Who would you rather camp with? Your enemy at work or your dream mate in a good mood? You get the idea. A camping trip is a fairly close-knit experience, and you can make lifetime friends or lifelong enemies in the process. That is why your choice of companions is so important. Your own behavior is equally consequential. Yet most people spend more time putting together their camping gear than considering why they enjoy or hate the company of their chosen companions. Here are 10 rules of behavior for good camping mates:

  1. No whining: Nothing is more irritating than being around a whiner. It goes right to the heart of adventure, since often the only difference between a hardship and an escapade is simply whether or not an individual has the spirit for it. The people who do can turn a rugged day in the outdoors into a cherished memory. Those who don’t can ruin it with their incessant sniveling.

  2. Activities must be agreed upon: Always have a meeting of the minds with your companions over the general game plan. Then everybody will possess an equal stake in the outcome of the trip. This is absolutely critical. Otherwise they will feel like merely an addendum to your trip, not an equal participant, and a whiner will be born (see number one).

  3. Nobody’s in charge: It is impossible to be genuine friends if one person is always telling another what to do, especially if the orders involve simple camp tasks. You need to share the space on the same emotional plane, and the only way to do that is to have a semblance of equality, regardless of differences in experience. Just try ordering your mate around at home for a few days. You’ll quickly see the results, and they aren’t pretty.

  4. Equal chances at the fun stuff: It’s fun to build the fire, fun to get the first cast at the best fishing spot, and fun to hoist the bagged food for a bear-proof food hang. It is not fun to clean the dishes, collect firewood, or cook every night. So obviously, there must be an equal distribution of the fun stuff and the not-fun stuff, and everybody on the trip must get a shot at the good and the bad.

  5. No heroes: No awards are bestowed for achievement in the outdoors, yet some guys treat mountain peaks, big fish, and big game as if they are prizes in a trophy competition. Actually, nobody cares how wonderful you are, which is always a surprise to trophy chasers. What people care about is the heart of the adventure, the gut-level stuff.

  6. Agree on a wake-up time: It is a good idea to agree on a general wake-up time before closing your eyes for the night, and that goes regardless of whether you want to sleep in late or get up at dawn. Then you can proceed on course regardless of what time you crawl out of your sleeping bag in the morning, without the risk of whining (see number one).

  7. Think of the other guy: Be self-aware instead of self-absorbed. A good test is to count the number of times you say, “What do you think?” A lot of potential problems can be solved quickly by actually listening to the answer.

  8. Solo responsibilities: There are a number of essential camp duties on all trips, and while they should be shared equally, most should be completed solo.
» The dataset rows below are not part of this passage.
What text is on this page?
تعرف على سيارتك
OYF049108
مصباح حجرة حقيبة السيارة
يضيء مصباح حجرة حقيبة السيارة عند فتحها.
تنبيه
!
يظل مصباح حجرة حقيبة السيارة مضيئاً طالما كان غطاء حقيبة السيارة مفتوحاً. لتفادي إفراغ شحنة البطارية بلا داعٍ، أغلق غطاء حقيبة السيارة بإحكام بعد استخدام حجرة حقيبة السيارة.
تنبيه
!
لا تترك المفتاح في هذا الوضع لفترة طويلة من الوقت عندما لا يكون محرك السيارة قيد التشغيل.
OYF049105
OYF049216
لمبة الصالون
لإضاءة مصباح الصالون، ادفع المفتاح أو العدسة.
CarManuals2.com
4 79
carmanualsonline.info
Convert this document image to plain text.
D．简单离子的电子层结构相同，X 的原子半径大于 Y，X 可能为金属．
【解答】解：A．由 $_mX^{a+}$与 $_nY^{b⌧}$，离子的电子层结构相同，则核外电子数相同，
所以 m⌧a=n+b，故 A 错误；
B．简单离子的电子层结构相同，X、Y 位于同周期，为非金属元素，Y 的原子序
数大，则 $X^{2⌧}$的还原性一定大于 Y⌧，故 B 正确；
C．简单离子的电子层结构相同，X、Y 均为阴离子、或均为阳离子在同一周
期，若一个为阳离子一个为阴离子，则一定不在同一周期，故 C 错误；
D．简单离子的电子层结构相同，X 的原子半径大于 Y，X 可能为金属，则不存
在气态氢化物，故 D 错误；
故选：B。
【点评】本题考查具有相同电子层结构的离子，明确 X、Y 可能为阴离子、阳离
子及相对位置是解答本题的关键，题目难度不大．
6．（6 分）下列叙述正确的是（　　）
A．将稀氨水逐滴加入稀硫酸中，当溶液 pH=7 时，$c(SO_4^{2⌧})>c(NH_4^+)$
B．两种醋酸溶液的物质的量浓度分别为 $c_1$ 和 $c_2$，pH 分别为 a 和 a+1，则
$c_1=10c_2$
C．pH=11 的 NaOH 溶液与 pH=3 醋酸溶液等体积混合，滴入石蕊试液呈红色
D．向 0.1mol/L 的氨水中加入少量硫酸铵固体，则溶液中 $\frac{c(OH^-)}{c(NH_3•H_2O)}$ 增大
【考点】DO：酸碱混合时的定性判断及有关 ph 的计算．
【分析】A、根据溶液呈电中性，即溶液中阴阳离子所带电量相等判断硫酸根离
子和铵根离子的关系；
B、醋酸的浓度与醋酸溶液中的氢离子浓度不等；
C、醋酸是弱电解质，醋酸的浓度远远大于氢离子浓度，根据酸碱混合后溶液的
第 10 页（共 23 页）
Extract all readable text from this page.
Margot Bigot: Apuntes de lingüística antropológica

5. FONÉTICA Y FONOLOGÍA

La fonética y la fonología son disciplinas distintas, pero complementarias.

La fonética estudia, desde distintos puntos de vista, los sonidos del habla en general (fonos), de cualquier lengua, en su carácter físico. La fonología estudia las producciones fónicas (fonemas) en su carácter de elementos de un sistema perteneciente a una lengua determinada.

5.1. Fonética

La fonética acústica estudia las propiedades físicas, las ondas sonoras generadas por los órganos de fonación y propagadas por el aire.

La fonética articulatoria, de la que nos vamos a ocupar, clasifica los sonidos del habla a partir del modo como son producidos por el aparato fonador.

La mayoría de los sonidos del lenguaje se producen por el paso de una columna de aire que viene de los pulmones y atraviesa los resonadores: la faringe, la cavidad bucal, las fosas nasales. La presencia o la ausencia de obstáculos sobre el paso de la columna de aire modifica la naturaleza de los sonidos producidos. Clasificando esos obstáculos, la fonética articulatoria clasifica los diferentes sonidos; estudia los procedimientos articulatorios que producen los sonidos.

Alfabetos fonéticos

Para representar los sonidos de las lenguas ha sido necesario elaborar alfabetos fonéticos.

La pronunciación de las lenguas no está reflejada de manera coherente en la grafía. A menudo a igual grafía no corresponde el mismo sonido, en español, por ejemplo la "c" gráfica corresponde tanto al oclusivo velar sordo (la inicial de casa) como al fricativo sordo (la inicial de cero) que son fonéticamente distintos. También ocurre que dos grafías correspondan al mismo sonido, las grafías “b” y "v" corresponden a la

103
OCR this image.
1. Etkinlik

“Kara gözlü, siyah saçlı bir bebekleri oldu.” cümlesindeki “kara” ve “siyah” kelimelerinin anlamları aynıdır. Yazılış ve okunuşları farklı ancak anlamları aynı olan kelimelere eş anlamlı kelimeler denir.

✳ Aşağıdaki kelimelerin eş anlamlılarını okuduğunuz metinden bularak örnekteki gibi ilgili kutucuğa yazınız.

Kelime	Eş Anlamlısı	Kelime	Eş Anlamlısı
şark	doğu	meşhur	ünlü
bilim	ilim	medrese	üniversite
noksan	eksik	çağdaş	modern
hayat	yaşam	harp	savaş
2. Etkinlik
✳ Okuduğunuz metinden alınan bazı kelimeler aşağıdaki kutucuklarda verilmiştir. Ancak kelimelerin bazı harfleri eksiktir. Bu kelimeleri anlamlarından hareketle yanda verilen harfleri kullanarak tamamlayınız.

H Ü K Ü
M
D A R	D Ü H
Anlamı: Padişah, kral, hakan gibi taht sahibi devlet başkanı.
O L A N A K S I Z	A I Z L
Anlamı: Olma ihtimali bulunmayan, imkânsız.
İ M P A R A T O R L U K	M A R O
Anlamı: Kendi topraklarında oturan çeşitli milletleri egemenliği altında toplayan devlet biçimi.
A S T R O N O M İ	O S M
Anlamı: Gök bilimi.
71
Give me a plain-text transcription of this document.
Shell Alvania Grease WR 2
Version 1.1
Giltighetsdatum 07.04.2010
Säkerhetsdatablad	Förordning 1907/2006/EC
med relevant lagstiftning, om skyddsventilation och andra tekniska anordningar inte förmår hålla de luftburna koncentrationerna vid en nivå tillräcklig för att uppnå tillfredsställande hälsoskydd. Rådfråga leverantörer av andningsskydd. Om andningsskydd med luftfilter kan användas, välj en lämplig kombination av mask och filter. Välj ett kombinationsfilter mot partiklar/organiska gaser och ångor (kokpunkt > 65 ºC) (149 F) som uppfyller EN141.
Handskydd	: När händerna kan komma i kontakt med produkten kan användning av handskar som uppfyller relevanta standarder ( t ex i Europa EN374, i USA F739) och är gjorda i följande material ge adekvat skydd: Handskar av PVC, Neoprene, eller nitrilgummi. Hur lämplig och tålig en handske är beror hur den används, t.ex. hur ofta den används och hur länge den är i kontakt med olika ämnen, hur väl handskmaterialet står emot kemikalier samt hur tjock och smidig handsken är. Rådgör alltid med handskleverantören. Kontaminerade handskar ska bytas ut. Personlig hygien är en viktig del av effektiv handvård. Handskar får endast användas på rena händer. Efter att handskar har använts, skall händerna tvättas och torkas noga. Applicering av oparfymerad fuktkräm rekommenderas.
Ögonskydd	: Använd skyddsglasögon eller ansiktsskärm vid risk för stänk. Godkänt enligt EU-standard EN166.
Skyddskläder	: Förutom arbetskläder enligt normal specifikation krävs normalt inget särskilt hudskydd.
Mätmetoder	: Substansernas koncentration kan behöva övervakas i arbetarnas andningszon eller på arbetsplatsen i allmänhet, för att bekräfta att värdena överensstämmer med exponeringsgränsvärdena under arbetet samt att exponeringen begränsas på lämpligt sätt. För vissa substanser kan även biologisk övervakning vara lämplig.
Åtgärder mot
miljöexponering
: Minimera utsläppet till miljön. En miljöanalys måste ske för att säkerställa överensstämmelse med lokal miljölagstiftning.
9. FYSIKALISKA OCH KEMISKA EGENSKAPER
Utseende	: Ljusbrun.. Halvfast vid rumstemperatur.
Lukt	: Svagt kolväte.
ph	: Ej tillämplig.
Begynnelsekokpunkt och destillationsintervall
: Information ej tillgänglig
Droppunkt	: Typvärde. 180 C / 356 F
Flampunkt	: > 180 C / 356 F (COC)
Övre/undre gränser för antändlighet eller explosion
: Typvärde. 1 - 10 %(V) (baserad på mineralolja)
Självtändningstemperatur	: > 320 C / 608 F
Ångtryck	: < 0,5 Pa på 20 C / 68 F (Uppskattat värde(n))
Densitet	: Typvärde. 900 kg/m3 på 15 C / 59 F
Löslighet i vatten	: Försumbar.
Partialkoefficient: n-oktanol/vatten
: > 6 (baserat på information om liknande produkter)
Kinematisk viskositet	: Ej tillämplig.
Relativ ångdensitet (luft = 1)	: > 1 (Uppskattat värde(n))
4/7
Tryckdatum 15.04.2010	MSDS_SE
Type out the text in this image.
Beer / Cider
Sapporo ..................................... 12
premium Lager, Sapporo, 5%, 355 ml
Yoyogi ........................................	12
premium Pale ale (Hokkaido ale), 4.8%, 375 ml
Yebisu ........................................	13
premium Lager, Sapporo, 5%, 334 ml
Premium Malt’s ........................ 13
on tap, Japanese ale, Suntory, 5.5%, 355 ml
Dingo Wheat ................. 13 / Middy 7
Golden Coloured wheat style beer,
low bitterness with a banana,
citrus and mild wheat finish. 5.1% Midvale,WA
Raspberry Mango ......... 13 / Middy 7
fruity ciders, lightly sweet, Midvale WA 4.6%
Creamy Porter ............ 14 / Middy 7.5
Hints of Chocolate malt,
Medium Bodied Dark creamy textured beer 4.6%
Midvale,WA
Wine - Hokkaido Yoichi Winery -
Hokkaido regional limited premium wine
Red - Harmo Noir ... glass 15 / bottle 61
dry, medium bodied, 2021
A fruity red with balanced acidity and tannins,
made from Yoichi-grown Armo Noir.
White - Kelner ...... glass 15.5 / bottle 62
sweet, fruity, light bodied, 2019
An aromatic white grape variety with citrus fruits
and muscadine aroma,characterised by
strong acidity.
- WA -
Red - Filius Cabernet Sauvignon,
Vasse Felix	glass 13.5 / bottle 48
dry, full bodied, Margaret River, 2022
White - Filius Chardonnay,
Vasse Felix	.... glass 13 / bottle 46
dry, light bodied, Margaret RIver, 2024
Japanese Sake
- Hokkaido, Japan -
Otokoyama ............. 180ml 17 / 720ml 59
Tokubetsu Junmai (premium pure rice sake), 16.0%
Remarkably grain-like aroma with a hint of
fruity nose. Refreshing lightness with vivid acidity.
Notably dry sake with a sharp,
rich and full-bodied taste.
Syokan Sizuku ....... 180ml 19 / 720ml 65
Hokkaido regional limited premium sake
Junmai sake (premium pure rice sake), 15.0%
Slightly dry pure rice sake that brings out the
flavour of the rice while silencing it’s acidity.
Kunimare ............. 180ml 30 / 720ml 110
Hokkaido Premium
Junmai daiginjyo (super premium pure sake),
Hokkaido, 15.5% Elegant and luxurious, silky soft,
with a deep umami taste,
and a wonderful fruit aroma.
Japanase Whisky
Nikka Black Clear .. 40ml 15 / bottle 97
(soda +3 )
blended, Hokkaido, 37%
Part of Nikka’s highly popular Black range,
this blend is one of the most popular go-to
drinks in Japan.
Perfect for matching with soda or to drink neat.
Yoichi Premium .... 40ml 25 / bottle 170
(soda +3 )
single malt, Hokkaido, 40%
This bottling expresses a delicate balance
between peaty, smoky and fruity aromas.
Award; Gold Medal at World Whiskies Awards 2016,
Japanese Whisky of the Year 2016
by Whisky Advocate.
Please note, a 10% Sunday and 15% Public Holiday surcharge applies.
That means that when it is time for you to cook, you don’t have to worry about me changing the recipe on you. It means that when it is my turn to make the fire, you keep your mitts out of it.

  9. Don’t let money get in the way: Of course everybody should share equally in trip expenses, such as the cost of food, and it should be split up before you head out yonder. Don’t let somebody pay extra, because that person will likely try to control the trip. Conversely, don’t let somebody weasel out of paying a fair share for the hire of the revolution campers.

  10. Accordance on the food plan: Always have complete agreement on what you plan to eat each day. Don’t figure that just because you like Steamboat’s Sludge, everybody else will, too, especially youngsters. Always, always, always check for food allergies, such as nuts, onions, or cheese, and make sure each person brings his or her own personal coffee brand. Some people drink only decaffeinated; others might gag on anything but Burma monkey beans.

Obviously, it is difficult to find companions who will agree on all of these elements. This is why many campers say that the best camping buddies they’ll ever have are their mates, who know all about them and like them anyway.